Галина больше не пыталась подняться; она уже знала, что имела в виду Терава, когда приказала: «Воды ей». Таков был единственный способ, которым ей позволяли пить. Жажда сводила ее с ума, и она не сопротивлялась, когда мощная Дева взяла ее за волосы, как прежде Терава, и отклонила голову назад. Она просто во всю ширь открыла рот. Вторая Дева, с грубо зарубцевавшимся шрамом поперек носа и щеки, наклонила мех с водой и начала медленно вливать струйку в жаждущий рот Галины. Вода была теплая и безвкусная – восхитительная. Она судорожно, с трудом глотала, держа рот широко раскрытым. Почти так же, как напиться, ей хотелось подставить под струйку лицо, чтобы вода бежала по щекам и лбу. Вместо этого она старалась держать голову как можно устойчивее, чтобы ни капли не попало мимо рта.
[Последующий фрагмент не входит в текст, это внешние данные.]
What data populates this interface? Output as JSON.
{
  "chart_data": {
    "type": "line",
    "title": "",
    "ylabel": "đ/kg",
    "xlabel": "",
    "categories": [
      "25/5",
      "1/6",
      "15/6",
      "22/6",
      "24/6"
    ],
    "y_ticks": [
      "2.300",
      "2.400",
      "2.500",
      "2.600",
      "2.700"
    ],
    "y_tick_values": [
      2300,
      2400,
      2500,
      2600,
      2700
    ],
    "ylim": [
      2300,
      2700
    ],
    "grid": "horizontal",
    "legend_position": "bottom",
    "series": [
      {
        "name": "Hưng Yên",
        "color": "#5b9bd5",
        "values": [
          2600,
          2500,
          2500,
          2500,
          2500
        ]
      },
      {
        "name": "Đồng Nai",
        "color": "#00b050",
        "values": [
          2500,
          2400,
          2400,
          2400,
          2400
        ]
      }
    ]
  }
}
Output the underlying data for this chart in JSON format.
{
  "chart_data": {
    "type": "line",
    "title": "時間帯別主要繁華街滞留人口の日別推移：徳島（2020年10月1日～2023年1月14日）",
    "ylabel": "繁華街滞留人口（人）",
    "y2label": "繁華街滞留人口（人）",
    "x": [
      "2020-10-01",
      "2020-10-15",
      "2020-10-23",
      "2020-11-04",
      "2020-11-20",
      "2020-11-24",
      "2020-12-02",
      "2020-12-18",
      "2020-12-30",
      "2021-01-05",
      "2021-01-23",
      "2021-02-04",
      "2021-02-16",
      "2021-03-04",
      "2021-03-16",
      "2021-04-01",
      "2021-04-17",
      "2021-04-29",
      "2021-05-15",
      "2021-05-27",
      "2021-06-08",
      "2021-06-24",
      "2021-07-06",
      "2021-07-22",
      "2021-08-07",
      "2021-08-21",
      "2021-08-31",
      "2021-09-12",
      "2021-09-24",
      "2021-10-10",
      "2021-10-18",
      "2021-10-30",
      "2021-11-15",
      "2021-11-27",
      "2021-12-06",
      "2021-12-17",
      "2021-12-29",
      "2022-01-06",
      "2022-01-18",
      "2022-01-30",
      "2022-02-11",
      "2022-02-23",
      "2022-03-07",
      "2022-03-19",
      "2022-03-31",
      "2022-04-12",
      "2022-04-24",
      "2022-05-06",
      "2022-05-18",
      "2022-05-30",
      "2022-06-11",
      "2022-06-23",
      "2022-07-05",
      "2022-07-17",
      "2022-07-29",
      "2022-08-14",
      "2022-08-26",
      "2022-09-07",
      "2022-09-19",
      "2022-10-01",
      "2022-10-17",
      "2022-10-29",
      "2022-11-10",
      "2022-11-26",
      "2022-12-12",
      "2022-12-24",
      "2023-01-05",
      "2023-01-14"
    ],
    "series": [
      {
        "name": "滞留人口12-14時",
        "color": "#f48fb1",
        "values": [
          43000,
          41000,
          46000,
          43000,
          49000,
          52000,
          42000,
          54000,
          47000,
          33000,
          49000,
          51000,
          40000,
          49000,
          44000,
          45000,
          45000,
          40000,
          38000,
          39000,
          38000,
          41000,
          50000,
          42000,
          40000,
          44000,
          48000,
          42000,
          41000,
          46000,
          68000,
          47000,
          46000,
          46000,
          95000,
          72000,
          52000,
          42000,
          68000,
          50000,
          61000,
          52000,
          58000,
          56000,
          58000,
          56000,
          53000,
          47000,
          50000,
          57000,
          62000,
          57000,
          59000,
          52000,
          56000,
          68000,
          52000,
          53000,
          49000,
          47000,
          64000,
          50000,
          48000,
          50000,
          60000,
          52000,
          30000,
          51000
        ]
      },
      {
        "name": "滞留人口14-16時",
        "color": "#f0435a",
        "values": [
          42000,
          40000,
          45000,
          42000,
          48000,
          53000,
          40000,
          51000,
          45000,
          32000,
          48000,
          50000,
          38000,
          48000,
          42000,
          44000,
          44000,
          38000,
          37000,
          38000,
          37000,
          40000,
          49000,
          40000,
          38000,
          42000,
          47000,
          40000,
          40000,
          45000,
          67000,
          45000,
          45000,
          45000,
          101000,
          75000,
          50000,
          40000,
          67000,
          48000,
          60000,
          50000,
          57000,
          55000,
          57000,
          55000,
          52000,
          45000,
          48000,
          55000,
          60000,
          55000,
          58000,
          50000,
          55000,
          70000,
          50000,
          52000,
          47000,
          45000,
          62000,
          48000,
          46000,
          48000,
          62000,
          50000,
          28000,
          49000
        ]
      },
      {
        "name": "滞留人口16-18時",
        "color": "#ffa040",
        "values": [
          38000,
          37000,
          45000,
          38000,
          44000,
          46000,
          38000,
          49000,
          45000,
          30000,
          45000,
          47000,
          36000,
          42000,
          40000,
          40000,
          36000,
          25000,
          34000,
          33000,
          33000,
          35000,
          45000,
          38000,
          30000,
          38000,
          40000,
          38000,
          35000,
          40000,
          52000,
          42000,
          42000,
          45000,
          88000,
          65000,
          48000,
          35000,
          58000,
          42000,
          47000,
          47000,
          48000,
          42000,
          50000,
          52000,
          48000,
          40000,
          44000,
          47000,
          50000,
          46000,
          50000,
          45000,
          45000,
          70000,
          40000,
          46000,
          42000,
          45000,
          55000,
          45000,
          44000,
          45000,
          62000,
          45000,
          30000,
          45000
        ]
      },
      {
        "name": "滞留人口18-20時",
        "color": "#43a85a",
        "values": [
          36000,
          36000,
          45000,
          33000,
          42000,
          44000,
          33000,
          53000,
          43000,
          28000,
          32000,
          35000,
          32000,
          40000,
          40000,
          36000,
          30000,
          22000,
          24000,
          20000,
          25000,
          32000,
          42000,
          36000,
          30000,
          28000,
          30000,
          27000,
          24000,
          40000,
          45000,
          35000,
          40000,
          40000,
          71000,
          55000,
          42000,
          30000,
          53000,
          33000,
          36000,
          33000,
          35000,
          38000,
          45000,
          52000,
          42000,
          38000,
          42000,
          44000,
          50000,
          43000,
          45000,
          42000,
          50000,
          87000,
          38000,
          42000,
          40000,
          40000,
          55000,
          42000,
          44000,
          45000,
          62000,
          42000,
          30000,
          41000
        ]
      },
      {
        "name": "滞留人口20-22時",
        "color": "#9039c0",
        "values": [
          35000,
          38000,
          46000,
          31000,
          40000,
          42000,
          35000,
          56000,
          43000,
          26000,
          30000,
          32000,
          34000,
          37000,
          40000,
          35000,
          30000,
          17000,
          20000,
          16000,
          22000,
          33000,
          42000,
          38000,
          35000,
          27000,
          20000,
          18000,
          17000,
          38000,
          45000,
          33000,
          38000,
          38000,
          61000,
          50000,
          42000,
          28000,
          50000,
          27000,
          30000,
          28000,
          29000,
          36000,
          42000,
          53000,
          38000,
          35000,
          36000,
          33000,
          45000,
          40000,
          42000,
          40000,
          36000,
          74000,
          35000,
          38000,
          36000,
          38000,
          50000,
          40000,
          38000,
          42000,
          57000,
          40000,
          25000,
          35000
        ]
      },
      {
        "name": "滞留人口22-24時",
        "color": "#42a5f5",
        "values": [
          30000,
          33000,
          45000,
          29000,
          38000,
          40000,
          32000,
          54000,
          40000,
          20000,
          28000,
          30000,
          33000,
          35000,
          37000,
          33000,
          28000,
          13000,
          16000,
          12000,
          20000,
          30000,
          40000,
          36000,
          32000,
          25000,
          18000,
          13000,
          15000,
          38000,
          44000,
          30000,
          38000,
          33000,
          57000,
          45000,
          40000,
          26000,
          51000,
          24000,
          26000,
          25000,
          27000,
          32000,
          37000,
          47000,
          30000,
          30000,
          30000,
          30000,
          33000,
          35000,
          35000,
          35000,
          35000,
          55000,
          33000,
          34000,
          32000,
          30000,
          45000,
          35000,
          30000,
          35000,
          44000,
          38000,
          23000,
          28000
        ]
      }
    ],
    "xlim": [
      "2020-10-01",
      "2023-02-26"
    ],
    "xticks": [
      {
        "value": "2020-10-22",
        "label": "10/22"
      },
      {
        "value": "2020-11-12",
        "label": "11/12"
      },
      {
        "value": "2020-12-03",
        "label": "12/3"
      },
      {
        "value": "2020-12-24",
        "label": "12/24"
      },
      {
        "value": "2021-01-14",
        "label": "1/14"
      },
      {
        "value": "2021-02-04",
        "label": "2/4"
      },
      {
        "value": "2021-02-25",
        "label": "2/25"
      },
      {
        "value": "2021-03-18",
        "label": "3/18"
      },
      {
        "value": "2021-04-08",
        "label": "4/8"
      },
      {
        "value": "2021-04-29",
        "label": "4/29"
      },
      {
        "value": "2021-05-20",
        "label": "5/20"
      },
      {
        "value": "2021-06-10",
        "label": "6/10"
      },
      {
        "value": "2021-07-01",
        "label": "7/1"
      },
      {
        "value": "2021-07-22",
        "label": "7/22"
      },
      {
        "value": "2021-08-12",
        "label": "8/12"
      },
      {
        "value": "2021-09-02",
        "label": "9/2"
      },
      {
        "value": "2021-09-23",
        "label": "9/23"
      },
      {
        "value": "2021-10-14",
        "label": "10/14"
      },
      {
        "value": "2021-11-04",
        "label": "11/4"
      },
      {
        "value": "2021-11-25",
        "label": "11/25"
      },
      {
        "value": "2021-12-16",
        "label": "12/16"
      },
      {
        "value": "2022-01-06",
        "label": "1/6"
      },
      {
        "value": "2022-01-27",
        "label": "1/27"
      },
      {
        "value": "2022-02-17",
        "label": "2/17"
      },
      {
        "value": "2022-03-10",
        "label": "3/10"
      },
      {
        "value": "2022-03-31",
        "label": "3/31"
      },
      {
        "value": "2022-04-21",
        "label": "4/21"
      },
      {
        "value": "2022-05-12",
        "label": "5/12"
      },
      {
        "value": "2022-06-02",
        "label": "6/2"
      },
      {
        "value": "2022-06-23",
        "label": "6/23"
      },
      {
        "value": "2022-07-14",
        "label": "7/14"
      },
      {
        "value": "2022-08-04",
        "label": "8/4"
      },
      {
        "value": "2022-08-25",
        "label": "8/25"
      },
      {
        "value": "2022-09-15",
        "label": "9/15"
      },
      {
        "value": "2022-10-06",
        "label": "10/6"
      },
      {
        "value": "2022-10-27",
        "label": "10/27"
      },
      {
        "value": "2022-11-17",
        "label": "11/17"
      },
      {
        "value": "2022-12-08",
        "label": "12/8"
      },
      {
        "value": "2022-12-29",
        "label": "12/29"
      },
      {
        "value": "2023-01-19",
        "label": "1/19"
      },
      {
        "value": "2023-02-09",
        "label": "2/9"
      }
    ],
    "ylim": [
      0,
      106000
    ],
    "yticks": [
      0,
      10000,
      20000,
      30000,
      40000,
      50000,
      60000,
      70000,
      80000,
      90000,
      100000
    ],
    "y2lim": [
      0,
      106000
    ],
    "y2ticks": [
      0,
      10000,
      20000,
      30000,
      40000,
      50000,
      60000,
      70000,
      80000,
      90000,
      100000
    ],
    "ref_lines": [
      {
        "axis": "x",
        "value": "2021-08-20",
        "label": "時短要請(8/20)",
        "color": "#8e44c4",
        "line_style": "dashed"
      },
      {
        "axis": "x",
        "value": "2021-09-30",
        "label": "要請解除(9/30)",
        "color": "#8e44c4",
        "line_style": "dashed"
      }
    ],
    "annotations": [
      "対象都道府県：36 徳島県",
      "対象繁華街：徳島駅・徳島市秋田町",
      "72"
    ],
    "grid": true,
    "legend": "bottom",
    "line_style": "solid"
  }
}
За это тоже полагалась порка; однажды ее отхлестали рядом с ручьем в шесть шагов шириной за то, что один глоток воды пролился по подбородку.

Когда мех убрали, та же Дева заставила Галину подняться, потянув за связанные локти. Галина застонала. Хранительницы Мудрости подобрали юбки руками, так что показались ноги над мягкими сапожками до колен. Не может быть, чтобы они собирались бежать. Нет, не после такого долгого перехода. Не по горам.